Le covid-19 serait-il la nouvelle peste des vieux pays riches ? Tandis que l’Europe se calfeutre et se masque, l’Inde sort de la pandémie (officiellement, celle-ci aura commis environ 400 décès par million d’habitants en Inde contre environ 2000 dans les pays européens). Quant à l’Afrique subsaharienne, elle traverse la pandémie dans une relative quiétude avec, à ce jour, un total officiel de 100 000 décès (100 par million d’habitant) et un pourcentage de personnes asymptomatiques très élevé. Ce contraste illustre les évolutions divergentes du continent noir et du reste du monde, en matière démographique, politique et sociale.

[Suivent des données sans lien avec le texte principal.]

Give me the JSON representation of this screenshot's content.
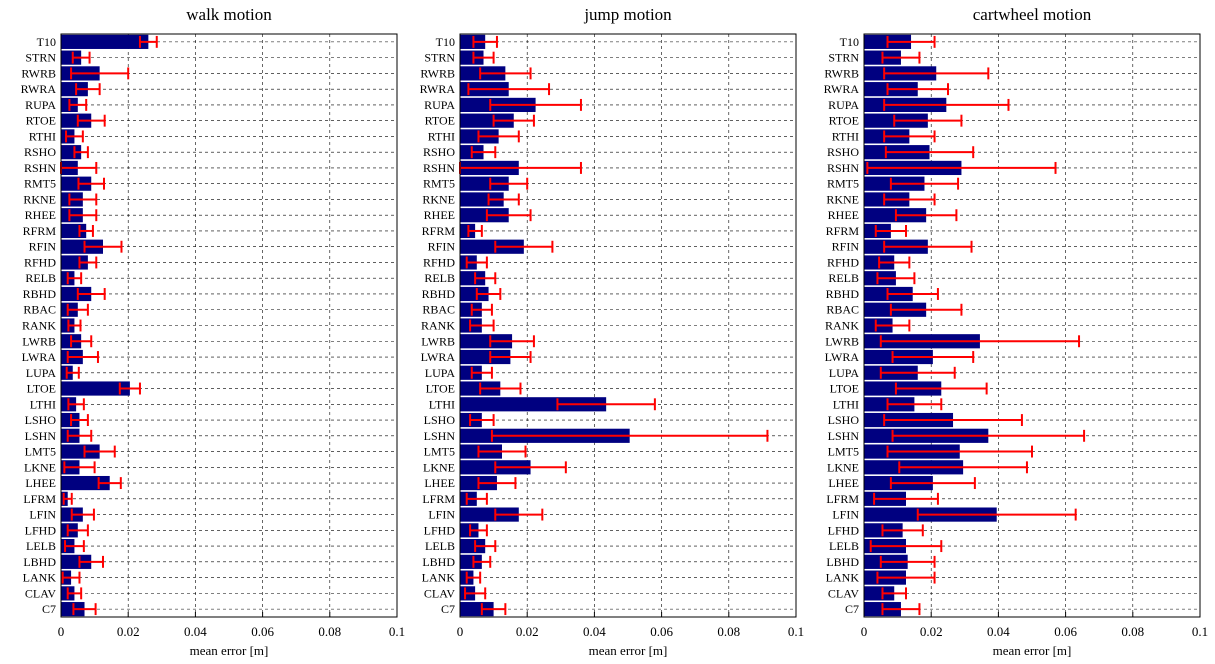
{
  "colors": {
    "bar": "#000080",
    "error": "#ff0000",
    "grid": "#000000",
    "axis": "#000000"
  },
  "chart_data": [
    {
      "type": "bar",
      "orientation": "horizontal",
      "title": "walk motion",
      "xlabel": "mean error [m]",
      "xlim": [
        0,
        0.1
      ],
      "xticks": [
        "0",
        "0.02",
        "0.04",
        "0.06",
        "0.08",
        "0.1"
      ],
      "grid": true,
      "categories": [
        "T10",
        "STRN",
        "RWRB",
        "RWRA",
        "RUPA",
        "RTOE",
        "RTHI",
        "RSHO",
        "RSHN",
        "RMT5",
        "RKNE",
        "RHEE",
        "RFRM",
        "RFIN",
        "RFHD",
        "RELB",
        "RBHD",
        "RBAC",
        "RANK",
        "LWRB",
        "LWRA",
        "LUPA",
        "LTOE",
        "LTHI",
        "LSHO",
        "LSHN",
        "LMT5",
        "LKNE",
        "LHEE",
        "LFRM",
        "LFIN",
        "LFHD",
        "LELB",
        "LBHD",
        "LANK",
        "CLAV",
        "C7"
      ],
      "values": [
        0.026,
        0.006,
        0.0115,
        0.008,
        0.005,
        0.009,
        0.004,
        0.006,
        0.005,
        0.009,
        0.0065,
        0.0065,
        0.0075,
        0.0125,
        0.008,
        0.004,
        0.009,
        0.005,
        0.004,
        0.006,
        0.0065,
        0.0035,
        0.0205,
        0.0045,
        0.0055,
        0.0055,
        0.0115,
        0.0055,
        0.0145,
        0.002,
        0.0065,
        0.005,
        0.004,
        0.009,
        0.003,
        0.004,
        0.007
      ],
      "errors": [
        0.0025,
        0.0025,
        0.0085,
        0.0035,
        0.0025,
        0.004,
        0.0025,
        0.002,
        0.0055,
        0.0038,
        0.004,
        0.004,
        0.002,
        0.0055,
        0.0025,
        0.002,
        0.004,
        0.003,
        0.0018,
        0.003,
        0.0045,
        0.0018,
        0.003,
        0.0023,
        0.0025,
        0.0035,
        0.0045,
        0.0045,
        0.0033,
        0.0012,
        0.0033,
        0.003,
        0.0028,
        0.0035,
        0.0025,
        0.002,
        0.0033
      ]
    },
    {
      "type": "bar",
      "orientation": "horizontal",
      "title": "jump motion",
      "xlabel": "mean error [m]",
      "xlim": [
        0,
        0.1
      ],
      "xticks": [
        "0",
        "0.02",
        "0.04",
        "0.06",
        "0.08",
        "0.1"
      ],
      "grid": true,
      "categories": [
        "T10",
        "STRN",
        "RWRB",
        "RWRA",
        "RUPA",
        "RTOE",
        "RTHI",
        "RSHO",
        "RSHN",
        "RMT5",
        "RKNE",
        "RHEE",
        "RFRM",
        "RFIN",
        "RFHD",
        "RELB",
        "RBHD",
        "RBAC",
        "RANK",
        "LWRB",
        "LWRA",
        "LUPA",
        "LTOE",
        "LTHI",
        "LSHO",
        "LSHN",
        "LMT5",
        "LKNE",
        "LHEE",
        "LFRM",
        "LFIN",
        "LFHD",
        "LELB",
        "LBHD",
        "LANK",
        "CLAV",
        "C7"
      ],
      "values": [
        0.0075,
        0.007,
        0.0135,
        0.0145,
        0.0225,
        0.016,
        0.0115,
        0.007,
        0.0175,
        0.0145,
        0.013,
        0.0145,
        0.0045,
        0.019,
        0.005,
        0.0075,
        0.0085,
        0.0065,
        0.0065,
        0.0155,
        0.015,
        0.0065,
        0.012,
        0.0435,
        0.0065,
        0.0505,
        0.0125,
        0.021,
        0.011,
        0.005,
        0.0175,
        0.0055,
        0.0075,
        0.0065,
        0.004,
        0.0045,
        0.01
      ],
      "errors": [
        0.0035,
        0.003,
        0.0075,
        0.012,
        0.0135,
        0.006,
        0.006,
        0.0035,
        0.0185,
        0.0055,
        0.0045,
        0.0065,
        0.002,
        0.0085,
        0.003,
        0.003,
        0.0035,
        0.003,
        0.0035,
        0.0065,
        0.006,
        0.003,
        0.006,
        0.0145,
        0.0035,
        0.041,
        0.007,
        0.0105,
        0.0055,
        0.003,
        0.007,
        0.0025,
        0.003,
        0.0025,
        0.002,
        0.003,
        0.0035
      ]
    },
    {
      "type": "bar",
      "orientation": "horizontal",
      "title": "cartwheel motion",
      "xlabel": "mean error [m]",
      "xlim": [
        0,
        0.1
      ],
      "xticks": [
        "0",
        "0.02",
        "0.04",
        "0.06",
        "0.08",
        "0.1"
      ],
      "grid": true,
      "categories": [
        "T10",
        "STRN",
        "RWRB",
        "RWRA",
        "RUPA",
        "RTOE",
        "RTHI",
        "RSHO",
        "RSHN",
        "RMT5",
        "RKNE",
        "RHEE",
        "RFRM",
        "RFIN",
        "RFHD",
        "RELB",
        "RBHD",
        "RBAC",
        "RANK",
        "LWRB",
        "LWRA",
        "LUPA",
        "LTOE",
        "LTHI",
        "LSHO",
        "LSHN",
        "LMT5",
        "LKNE",
        "LHEE",
        "LFRM",
        "LFIN",
        "LFHD",
        "LELB",
        "LBHD",
        "LANK",
        "CLAV",
        "C7"
      ],
      "values": [
        0.014,
        0.011,
        0.0215,
        0.016,
        0.0245,
        0.019,
        0.0135,
        0.0195,
        0.029,
        0.018,
        0.0135,
        0.0185,
        0.008,
        0.019,
        0.009,
        0.0095,
        0.0145,
        0.0185,
        0.0085,
        0.0345,
        0.0205,
        0.016,
        0.023,
        0.015,
        0.0265,
        0.037,
        0.0285,
        0.0295,
        0.0205,
        0.0125,
        0.0395,
        0.0115,
        0.0125,
        0.013,
        0.0125,
        0.009,
        0.011
      ],
      "errors": [
        0.007,
        0.0055,
        0.0155,
        0.009,
        0.0185,
        0.01,
        0.0075,
        0.013,
        0.028,
        0.01,
        0.0075,
        0.009,
        0.0045,
        0.013,
        0.0045,
        0.0055,
        0.0075,
        0.0105,
        0.005,
        0.0295,
        0.012,
        0.011,
        0.0135,
        0.008,
        0.0205,
        0.0285,
        0.0215,
        0.019,
        0.0125,
        0.0095,
        0.0235,
        0.006,
        0.0105,
        0.008,
        0.0085,
        0.0035,
        0.0055
      ]
    }
  ]
}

Avec 1,1 milliard d’habitants en 2020, l’Afrique subsaharienne fait jeu égal avec le bloc occidental (Europe et Amérique du nord). Mais elle creuse l’écart avec 38 millions de naissances (27% du total mondial) contre 12 millions pour le bloc occidental. L’Europe enregistre depuis 2015 moins de naissances que de décès et ne maintient sa population que par le biais de l’immigration, essentiellement africaine. L’Afrique subsaharienne, quant à elle, va voir sa population multipliée par 3 ou 4 d’ici la fin du siècle jusqu’à représenter 40% de l’humanité et une part bien supérieure de la jeunesse.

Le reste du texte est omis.